7. Allow your Child to Cope with their Feelings Regarding your Divorce or Separation and Seek Professional Help if needed.
Children will experience a wide array of feelings to varying degrees following your separation. It can be hard to predict how your child will handle the process. It’s best to be observant and allow your child to experience his or her feelings without shame. Acknowledge the role you have played in how they feel. If your child is comfortable coming to you to express his or her feelings, it will provide you with better feedback on their needs and how to parent them. These open conversations also establish trust and make it more likely that in the future, if your child is struggling, he or she will come to you first for help and advice.

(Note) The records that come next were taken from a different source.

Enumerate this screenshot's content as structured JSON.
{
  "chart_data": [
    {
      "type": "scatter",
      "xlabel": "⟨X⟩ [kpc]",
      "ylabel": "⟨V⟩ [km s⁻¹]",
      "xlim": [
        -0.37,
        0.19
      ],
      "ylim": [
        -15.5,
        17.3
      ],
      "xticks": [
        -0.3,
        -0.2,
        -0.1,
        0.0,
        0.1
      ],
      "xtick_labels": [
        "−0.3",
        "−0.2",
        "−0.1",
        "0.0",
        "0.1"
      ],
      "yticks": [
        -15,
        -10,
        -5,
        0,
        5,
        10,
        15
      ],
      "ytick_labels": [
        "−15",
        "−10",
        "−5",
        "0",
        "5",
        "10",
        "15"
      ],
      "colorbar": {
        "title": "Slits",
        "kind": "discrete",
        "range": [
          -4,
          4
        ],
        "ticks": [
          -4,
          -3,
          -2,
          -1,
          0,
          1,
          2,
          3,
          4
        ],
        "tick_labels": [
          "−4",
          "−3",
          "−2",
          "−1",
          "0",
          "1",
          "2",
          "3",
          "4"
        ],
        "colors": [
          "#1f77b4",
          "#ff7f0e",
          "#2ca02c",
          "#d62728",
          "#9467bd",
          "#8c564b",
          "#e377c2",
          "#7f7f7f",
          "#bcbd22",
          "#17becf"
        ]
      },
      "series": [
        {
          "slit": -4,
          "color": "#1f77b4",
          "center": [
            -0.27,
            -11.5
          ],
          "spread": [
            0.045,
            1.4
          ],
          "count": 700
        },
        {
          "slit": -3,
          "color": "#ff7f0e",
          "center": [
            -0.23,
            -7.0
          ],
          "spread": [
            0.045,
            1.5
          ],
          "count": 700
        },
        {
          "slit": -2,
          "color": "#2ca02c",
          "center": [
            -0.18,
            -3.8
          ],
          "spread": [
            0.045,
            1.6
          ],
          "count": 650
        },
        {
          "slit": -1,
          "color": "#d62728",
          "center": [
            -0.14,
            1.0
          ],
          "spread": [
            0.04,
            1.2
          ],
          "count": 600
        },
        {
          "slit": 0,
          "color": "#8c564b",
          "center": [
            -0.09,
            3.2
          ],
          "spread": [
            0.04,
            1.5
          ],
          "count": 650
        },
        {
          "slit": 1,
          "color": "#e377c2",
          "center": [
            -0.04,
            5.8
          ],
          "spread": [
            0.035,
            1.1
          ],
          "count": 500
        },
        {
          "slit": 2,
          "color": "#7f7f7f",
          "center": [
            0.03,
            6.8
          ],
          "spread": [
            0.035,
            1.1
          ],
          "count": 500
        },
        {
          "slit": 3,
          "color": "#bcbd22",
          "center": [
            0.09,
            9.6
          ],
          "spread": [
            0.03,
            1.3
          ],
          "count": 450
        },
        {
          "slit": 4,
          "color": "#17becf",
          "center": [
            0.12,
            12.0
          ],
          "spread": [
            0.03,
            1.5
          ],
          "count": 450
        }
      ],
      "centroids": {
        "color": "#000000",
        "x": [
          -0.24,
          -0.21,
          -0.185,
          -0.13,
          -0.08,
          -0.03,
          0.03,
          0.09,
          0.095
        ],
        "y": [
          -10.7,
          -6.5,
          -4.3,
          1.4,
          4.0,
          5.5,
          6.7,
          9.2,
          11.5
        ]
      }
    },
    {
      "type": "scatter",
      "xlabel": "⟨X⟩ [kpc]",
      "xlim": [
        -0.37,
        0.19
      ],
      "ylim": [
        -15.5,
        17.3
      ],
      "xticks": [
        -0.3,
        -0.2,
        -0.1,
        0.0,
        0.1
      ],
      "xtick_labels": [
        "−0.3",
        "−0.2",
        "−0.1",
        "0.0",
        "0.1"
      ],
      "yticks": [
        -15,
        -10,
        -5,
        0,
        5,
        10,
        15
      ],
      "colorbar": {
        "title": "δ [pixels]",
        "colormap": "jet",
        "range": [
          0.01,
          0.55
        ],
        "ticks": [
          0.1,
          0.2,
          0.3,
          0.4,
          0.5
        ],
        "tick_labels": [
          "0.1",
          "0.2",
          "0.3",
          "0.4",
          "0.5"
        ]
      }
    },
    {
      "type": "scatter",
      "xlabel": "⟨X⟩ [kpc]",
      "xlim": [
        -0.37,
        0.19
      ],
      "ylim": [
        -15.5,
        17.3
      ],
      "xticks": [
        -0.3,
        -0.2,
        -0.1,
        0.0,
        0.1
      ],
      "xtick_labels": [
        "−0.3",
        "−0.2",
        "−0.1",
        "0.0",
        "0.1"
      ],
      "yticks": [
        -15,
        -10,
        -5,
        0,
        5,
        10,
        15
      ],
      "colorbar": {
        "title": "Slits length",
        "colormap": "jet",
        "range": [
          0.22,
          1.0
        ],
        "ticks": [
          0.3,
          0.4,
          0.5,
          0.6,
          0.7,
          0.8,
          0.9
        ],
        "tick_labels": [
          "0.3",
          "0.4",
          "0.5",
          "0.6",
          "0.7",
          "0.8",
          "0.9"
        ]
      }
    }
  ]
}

It can be completely normal for your child to initially struggle with feelings of sadness or anger. However, if these feelings persist after several weeks or if your child’s behavior at school changes, it might be time to consider meeting with a professional. Warning signs that a child is struggling and may be in need of professional assistance to cope with his or her feelings include:
- Low grades or loss of interest in subjects;

- Radical changes in behavior – intense fits of anger; stealing; lying; cheating; missing class; fighting; sudden bursts of tears; or reactions that are not proportionate to the situation given their age and maturity;
- Substance Abuse;
- Eating Disorders;
- Disassociating from a peer group/associating with peers known for bad behavior;
- Sleeping too much or too little; or
- Physical manifestations such as headaches, stomach aches, anxiety/panic attacks, wetting the bed, etc.

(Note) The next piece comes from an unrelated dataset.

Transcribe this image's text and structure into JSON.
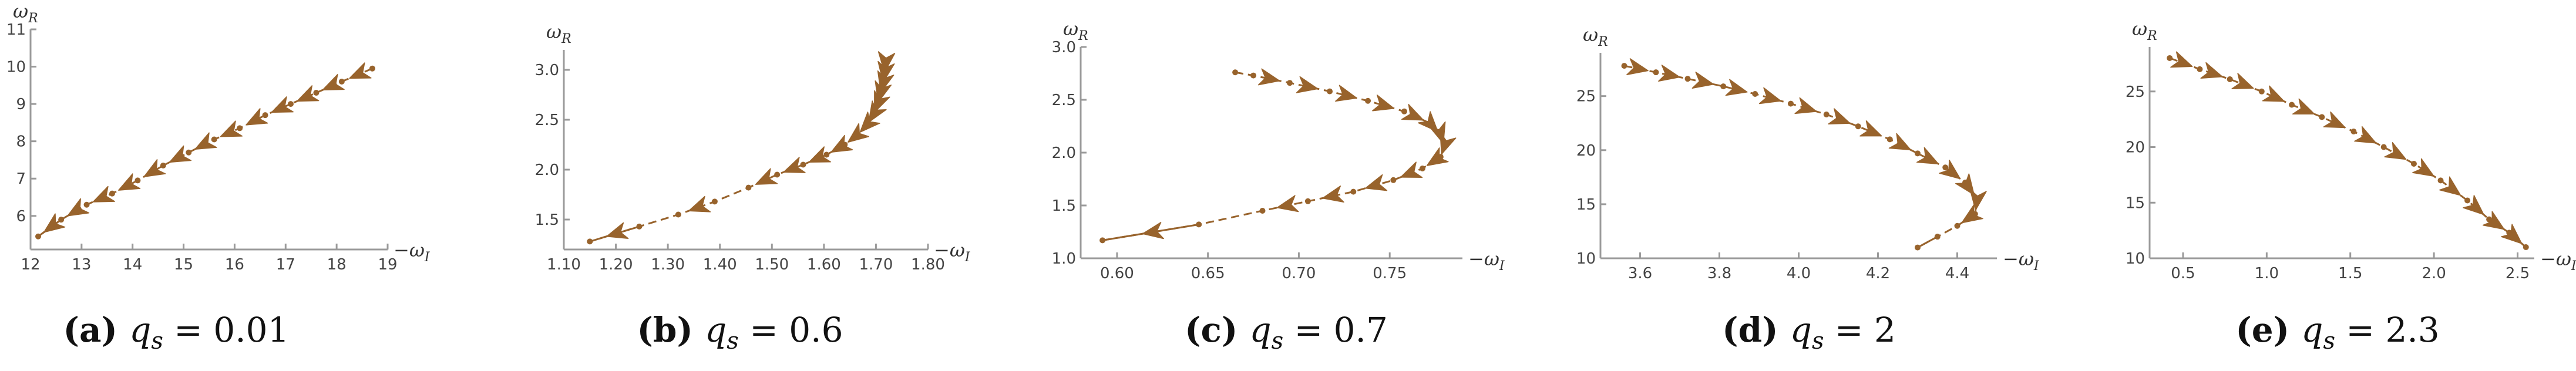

Except in the cases of self-harm or suicidal ideation in which case immediate emergency help is needed, first check your Parenting Plan regarding the requirements for obtaining help from a psychologist, psychiatrist, or therapist. If your Plan is silent on therapy, discuss providers and options with the other parent and make a joint decision on a provider. If recommended by your provider, be willing to participate in sessions together with your child. If you and your child’s other parent do not align on this issue, speak to an attorney regarding your options for getting your child the help he or she needs.